Sammendrag
Nanoparticles (NPs) offer unique possibilities for medical applications, including the controlled release of cancer drugs, the use as imaging contrast during imaging procedures or the hyperthermic treatment of cancer cells. Flash Nanoprecipitation (FNP) produces NPs to combine these applications in a fast, cheap, and scalable coating process. Until now, FNP was successfully used to encapsulate hydrophobic, organic anti-cancer drugs with block-copolymers [1, 2]. The combination of hydrophobic oleic acid iron oxide NPs (IONPs) with amphiphilic block-copolymers offers promising theranostic abilities when modified with targeting ligands [3]. The use of FNP with a Multi Inlet Vortex Mixer (MIVM) is a promising method to easily coat IONPs with block-copolymers. The FNP coating process needs yet to be tested and understood for various biocompatible block-copolymers (Figure 1).

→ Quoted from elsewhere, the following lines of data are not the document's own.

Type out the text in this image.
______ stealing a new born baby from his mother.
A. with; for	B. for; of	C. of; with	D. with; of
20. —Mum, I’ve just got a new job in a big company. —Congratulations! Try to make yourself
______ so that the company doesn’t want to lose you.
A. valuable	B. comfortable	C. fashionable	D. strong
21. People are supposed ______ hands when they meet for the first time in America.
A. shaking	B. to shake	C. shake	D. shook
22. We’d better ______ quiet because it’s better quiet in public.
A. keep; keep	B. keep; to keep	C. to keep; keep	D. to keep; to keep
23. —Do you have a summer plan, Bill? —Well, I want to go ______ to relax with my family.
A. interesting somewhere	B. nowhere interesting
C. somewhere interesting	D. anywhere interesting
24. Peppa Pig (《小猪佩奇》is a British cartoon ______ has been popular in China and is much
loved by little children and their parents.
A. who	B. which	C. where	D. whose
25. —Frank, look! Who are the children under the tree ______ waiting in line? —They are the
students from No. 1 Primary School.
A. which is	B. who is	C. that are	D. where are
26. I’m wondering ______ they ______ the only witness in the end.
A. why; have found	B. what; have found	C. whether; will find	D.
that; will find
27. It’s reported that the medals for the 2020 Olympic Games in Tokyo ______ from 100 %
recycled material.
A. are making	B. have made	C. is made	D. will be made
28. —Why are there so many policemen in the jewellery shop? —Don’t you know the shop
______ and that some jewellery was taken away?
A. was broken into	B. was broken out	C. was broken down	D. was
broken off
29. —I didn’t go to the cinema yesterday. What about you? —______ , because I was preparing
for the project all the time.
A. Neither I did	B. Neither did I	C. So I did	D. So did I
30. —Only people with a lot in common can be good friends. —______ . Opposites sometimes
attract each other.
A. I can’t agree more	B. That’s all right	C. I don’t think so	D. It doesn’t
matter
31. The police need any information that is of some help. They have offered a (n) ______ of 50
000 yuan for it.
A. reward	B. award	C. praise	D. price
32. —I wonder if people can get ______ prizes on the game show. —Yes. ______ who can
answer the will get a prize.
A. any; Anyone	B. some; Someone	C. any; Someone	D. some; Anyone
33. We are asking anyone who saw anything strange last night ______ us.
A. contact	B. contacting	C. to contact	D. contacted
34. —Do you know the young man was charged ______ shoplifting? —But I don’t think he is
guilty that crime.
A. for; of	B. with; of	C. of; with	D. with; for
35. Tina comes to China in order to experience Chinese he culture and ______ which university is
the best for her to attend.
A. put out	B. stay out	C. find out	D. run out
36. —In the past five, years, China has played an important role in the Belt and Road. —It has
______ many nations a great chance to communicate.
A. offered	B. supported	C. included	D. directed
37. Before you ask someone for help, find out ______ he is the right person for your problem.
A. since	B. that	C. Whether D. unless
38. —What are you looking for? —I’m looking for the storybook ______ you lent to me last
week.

Amphiphilic block-copolymers based on hydrophilic polyethylene glycol (PEG) and hydrophobic poly(lactic acid) (PLA), poly(lactic-co-glycolic acid) (PLGA) or poly(caprolactone) (PCL) were successfully synthesized. The organic catalyst 1,8-diazabicyclo[5.4.0]undec-7-ene (DBU) was used to increase biocompatibility of the resulting polymers PEG-PLA, PEG-PLGA and PEG-PCL. The synthesis of hydroxyl terminated poly(acrylic acid) (PAA-OH) followed by the polymerization with PLGA was attempted.
The amphiphilic block-copolymers were used in combination with the stabilizer polysorbate 80 (Tween80) in FNP to form bare polymeric NPs using a MIVM as the reactor. DLS and STEM confirmed particle sizes between 50-100 nm. The addition of 13 ± 2 nm hydrophobic oleic acid coated IONPs yielded an increase in particle size as well as increase in particle stability over time. STEM images showed attachment of single IONPs to the outside of the polymeric NPs. Hydrophobic interactions between the polymer and oleic acid coated IONPs are possible.
To achieve encapsulation of the IONPs, adjustments to the process parameters of FNP should be considered in future research. Additional experiments are required to explore possible drug addition, release mechanisms and hyperthermia behavior of the polymer coated IONPs particles.